So year after year, I've sat by while The Amazing Race trounced my beloved Project Runway for the Best Reality Program Emmy. This wasn't such a big deal—we're talking about the Best Reality Program Emmy, for God's sake—but I've recently been schooled in why this perennial clobbering has been allowed to continue, and that's because The Amazing Race is awesome. (While we've stopped the presses, allow me to share the also-breaking news that kittens are cute, Nazis are evil, and, yes, pizza is delicious.)

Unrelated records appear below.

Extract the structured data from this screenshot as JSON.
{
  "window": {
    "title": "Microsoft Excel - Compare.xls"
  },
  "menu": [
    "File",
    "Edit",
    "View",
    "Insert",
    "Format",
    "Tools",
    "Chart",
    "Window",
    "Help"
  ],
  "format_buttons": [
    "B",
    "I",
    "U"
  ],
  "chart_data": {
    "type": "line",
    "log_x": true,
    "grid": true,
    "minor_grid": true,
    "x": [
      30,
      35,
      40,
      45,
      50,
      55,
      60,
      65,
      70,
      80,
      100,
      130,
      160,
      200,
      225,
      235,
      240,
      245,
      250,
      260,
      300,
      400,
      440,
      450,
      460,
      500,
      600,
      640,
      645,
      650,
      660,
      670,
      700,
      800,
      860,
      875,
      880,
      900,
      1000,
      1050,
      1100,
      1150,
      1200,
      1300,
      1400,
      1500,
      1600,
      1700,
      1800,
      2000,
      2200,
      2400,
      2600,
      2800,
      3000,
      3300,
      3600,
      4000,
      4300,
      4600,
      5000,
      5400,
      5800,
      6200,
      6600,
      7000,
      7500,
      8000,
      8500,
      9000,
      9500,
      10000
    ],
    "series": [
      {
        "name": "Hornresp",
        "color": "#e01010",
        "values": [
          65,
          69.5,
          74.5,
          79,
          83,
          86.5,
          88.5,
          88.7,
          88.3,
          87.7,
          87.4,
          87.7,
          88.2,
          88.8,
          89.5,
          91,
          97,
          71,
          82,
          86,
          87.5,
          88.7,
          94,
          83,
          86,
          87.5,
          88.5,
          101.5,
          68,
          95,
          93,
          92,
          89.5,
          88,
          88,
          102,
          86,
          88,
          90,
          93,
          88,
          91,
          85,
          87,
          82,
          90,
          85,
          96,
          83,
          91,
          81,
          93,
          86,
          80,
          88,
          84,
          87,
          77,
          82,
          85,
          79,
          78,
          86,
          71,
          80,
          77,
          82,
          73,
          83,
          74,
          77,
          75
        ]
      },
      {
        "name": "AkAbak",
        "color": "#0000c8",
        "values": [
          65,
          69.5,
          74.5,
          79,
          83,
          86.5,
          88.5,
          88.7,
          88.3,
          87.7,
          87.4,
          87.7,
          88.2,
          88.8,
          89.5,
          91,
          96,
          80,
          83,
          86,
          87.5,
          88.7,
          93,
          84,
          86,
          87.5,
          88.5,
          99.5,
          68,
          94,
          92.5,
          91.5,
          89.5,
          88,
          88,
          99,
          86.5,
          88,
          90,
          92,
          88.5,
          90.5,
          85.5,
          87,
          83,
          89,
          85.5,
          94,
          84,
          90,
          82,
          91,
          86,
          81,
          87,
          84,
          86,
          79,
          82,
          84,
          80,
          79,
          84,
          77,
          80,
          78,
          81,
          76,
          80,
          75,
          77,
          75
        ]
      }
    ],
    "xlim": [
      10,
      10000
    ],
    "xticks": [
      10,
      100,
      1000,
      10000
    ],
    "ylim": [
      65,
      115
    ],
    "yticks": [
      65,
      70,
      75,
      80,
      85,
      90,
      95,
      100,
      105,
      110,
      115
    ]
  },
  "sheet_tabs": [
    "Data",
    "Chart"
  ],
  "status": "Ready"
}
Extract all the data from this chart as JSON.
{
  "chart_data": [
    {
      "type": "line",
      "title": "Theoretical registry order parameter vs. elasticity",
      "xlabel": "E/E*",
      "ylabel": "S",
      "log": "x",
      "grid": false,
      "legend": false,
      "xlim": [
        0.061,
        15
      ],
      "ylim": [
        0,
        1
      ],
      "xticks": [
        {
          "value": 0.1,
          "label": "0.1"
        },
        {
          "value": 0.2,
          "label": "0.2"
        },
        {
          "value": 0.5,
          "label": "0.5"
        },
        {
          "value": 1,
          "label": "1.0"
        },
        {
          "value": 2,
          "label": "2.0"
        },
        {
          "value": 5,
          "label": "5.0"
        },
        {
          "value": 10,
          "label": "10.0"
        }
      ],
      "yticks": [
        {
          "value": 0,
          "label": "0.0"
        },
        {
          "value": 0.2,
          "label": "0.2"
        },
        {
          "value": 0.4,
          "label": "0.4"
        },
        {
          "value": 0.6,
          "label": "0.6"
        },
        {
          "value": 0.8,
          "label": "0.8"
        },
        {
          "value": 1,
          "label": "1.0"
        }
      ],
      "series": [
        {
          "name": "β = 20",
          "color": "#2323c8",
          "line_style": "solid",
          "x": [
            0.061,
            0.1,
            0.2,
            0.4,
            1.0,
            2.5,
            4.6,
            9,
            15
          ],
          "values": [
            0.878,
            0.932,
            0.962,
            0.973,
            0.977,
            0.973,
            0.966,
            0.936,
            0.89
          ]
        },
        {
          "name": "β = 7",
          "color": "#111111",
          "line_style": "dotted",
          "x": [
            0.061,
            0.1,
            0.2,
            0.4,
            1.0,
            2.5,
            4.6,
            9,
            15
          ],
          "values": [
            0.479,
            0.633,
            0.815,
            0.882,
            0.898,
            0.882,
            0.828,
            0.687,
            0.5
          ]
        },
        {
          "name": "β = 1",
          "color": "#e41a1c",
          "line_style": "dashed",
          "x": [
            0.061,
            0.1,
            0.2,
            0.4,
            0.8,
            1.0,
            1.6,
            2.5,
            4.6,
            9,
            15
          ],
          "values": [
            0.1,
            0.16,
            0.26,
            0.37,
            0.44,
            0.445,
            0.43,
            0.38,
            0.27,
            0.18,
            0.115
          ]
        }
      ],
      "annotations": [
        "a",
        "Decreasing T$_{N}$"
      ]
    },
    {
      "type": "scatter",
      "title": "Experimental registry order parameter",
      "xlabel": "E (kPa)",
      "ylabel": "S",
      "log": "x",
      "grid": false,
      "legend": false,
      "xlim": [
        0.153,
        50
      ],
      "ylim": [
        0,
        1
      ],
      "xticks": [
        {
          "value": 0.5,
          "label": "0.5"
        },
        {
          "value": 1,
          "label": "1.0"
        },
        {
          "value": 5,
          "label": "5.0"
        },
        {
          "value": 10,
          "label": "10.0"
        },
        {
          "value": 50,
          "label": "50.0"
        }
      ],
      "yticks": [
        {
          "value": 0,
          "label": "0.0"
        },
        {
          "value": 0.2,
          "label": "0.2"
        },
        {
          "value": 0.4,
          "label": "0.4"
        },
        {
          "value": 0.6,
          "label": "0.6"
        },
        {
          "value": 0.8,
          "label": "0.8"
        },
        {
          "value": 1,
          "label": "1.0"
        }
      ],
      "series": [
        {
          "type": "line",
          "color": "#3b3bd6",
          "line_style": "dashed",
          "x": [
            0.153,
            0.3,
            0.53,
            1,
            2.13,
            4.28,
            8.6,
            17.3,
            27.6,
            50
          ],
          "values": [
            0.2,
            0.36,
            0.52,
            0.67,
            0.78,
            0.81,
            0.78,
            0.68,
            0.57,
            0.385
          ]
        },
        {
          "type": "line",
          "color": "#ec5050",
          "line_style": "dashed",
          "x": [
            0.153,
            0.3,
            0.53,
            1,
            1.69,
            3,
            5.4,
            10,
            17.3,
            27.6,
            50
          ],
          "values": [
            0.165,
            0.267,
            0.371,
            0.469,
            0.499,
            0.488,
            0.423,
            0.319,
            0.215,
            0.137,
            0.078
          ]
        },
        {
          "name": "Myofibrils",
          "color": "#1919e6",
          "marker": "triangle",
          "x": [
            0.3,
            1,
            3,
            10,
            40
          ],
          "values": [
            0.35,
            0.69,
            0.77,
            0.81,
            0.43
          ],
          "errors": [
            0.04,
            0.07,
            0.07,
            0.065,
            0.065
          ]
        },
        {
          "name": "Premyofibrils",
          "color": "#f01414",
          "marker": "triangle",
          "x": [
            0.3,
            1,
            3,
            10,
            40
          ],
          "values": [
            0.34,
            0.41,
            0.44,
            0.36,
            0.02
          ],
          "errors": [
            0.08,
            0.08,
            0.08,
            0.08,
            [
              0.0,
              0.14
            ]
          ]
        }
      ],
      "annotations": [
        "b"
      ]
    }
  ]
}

What made me finally pay attention to The Amazing Race: the inclusion of contestants Mel and Mike White, a father-son team made up of two of my favorite people on earth. Mike White is the writer/actor responsible for one of my favorite movies. Mel White is a writer and clergyman and former speechwriter for Jerry Falwell, who eventually came out as a gay man and founded the amazing Soulforce, devoted to "freedom for lesbian, gay, bisexual, and transgender people from religious and political oppression through the the practice of relentless nonviolent resistance." What this looks like in practice: A seemingly never-ending bus tour, in which Rev. White and assorted Soulforcers trek around the country peacefully attending services at churches opposed to gay rights, and sometimes meeting with their pastors/rectors/what-have-you when the pastors/rectors/what-have-you have balls enough to meet with the sweet old gay clergyman who just drove across the country to see them. (Alexandra Pelosi's HBO documentary Friends of God featured footage of Soulforce in action, which involved Mel White sitting in a pew at a fundamentalist church service, quietly weeping. What Dustin Lance Black touched on his Oscar speech, Mel White has devoted his life to: Convincing gays that God loves them, no matter what His alleged spokesmodels say.)
Anyway, thanks to The Amazing Race, I now get to watch Mel White and Mike White paraglide in the Alps and haul huge wheels of cheese down Swiss mountains, and it's so great. They are adorable, especially dad, and other contestants are quite lovable as well (primarily the cutie-pie deaf guy and the oddball country couple that got cut at the end of the last episode. Bah.)